-Хорошо, - отозвалась девушка.
В конторе было тихо, в общей комнате клерков пахло воском для полов, чернилами, и немного - сандалом. Трое юношей сидели, не поднимая головы, за дубовыми конторками. Старший клерк просматривал почту.
Яркое, весеннее солнце лежало на чистых половицах, скрипели перья. В открытое окно был слышен щебет птиц и скрип колес экипажей.
В дверь позвонили. Клерк, отложив конверты, посмотрел на большие часы красного дерева.
Мальчик просунул голову в комнату: «Мистер Каллум, это мистер Томас».
Клерк поднялся. Сняв холщовые нарукавники, он улыбнулся:
-Вы у нас новичок, мистер Горовиц. Это сын самого первого клиента мистер Вулфа. Тридцать лет назад дело было. У их семьи теперь самые прибыльные рыбные промыслы на побережье. Два десятка судов содержат. Конечно, как были нашими клиентами, так и останутся, - он оправил сюрту. Натан заставил себя рассмеяться: «Впечатляет, мистер Каллум».

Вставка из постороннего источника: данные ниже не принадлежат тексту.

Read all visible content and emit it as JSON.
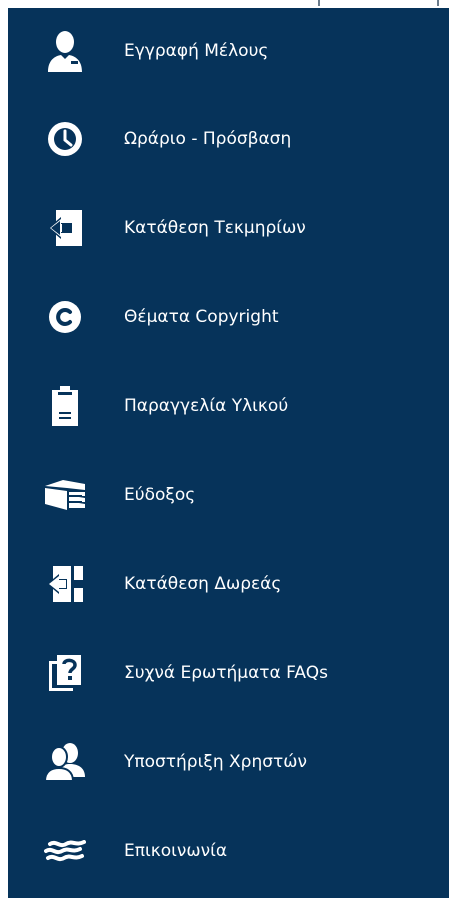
{
  "menu": {
    "items": [
      {
        "label": "Εγγραφή Μέλους",
        "icon": "user-icon"
      },
      {
        "label": "Ωράριο - Πρόσβαση",
        "icon": "clock-icon"
      },
      {
        "label": "Κατάθεση Τεκμηρίων",
        "icon": "deposit-arrow-icon"
      },
      {
        "label": "Θέματα Copyright",
        "icon": "copyright-icon"
      },
      {
        "label": "Παραγγελία Υλικού",
        "icon": "clipboard-icon"
      },
      {
        "label": "Εύδοξος",
        "icon": "books-icon"
      },
      {
        "label": "Κατάθεση Δωρεάς",
        "icon": "donation-arrow-icon"
      },
      {
        "label": "Συχνά Ερωτήματα FAQs",
        "icon": "faq-icon"
      },
      {
        "label": "Υποστήριξη Χρηστών",
        "icon": "users-support-icon"
      },
      {
        "label": "Επικοινωνία",
        "icon": "waves-icon"
      }
    ]
  },
  "colors": {
    "menu_background": "#06335a",
    "text": "#ffffff",
    "icon": "#ffffff"
  }
}
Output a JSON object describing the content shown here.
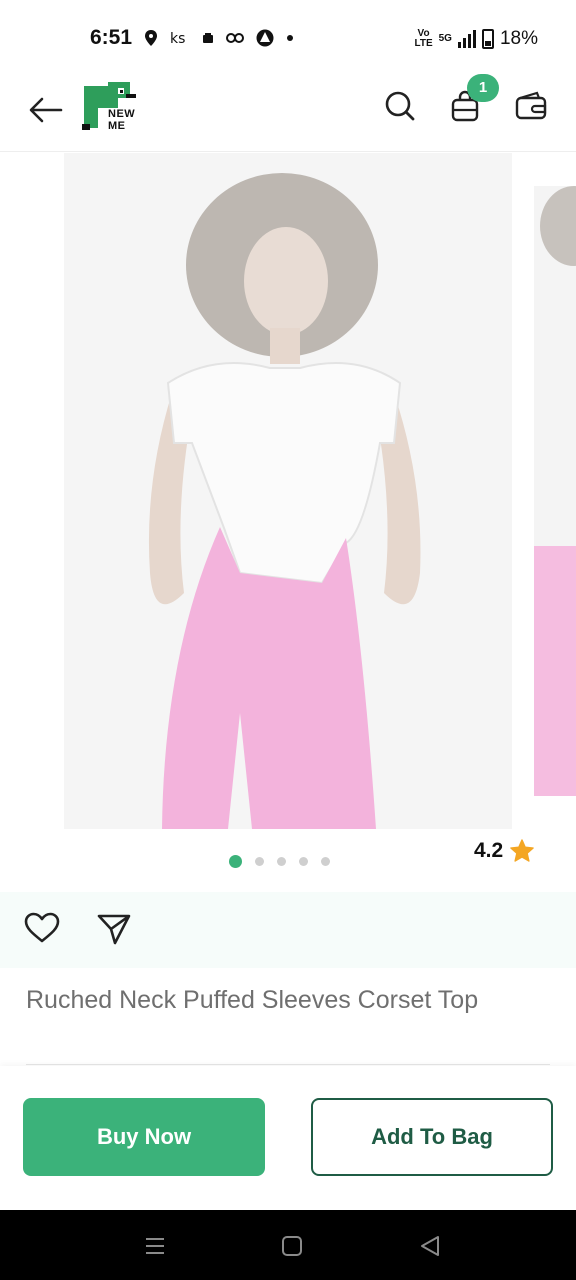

-Вы в правительстве будете работать, - важно сказал клерк, - там порядки другие, а у нас все на клиентах держится, их привечать надо. Джимми, - велел он мальчику, - завари кофе, покрепче.
Каллум вышел. Натан, опустившись на свое место, взглянул на раскрытую перед ним папку.
-По иску мистера Фредерика против мистера Гринфельда, о незаконном захвате земельного участка и последующем подлоге документов..., - он едва не уронил голову на стол. Скрыв зевок, юноша заскрипел пером.
Перед глазами была она, - обнаженная, раскинувшаяся на огромной, под балдахином кровати, пахнущая цветами. Матери Натан сказал, что идет на партию в бридж. Эстер только улыбнулась: «Конечно, милый. Очень хорошо, что ты завязываешь знакомства - тебе это всегда пригодится».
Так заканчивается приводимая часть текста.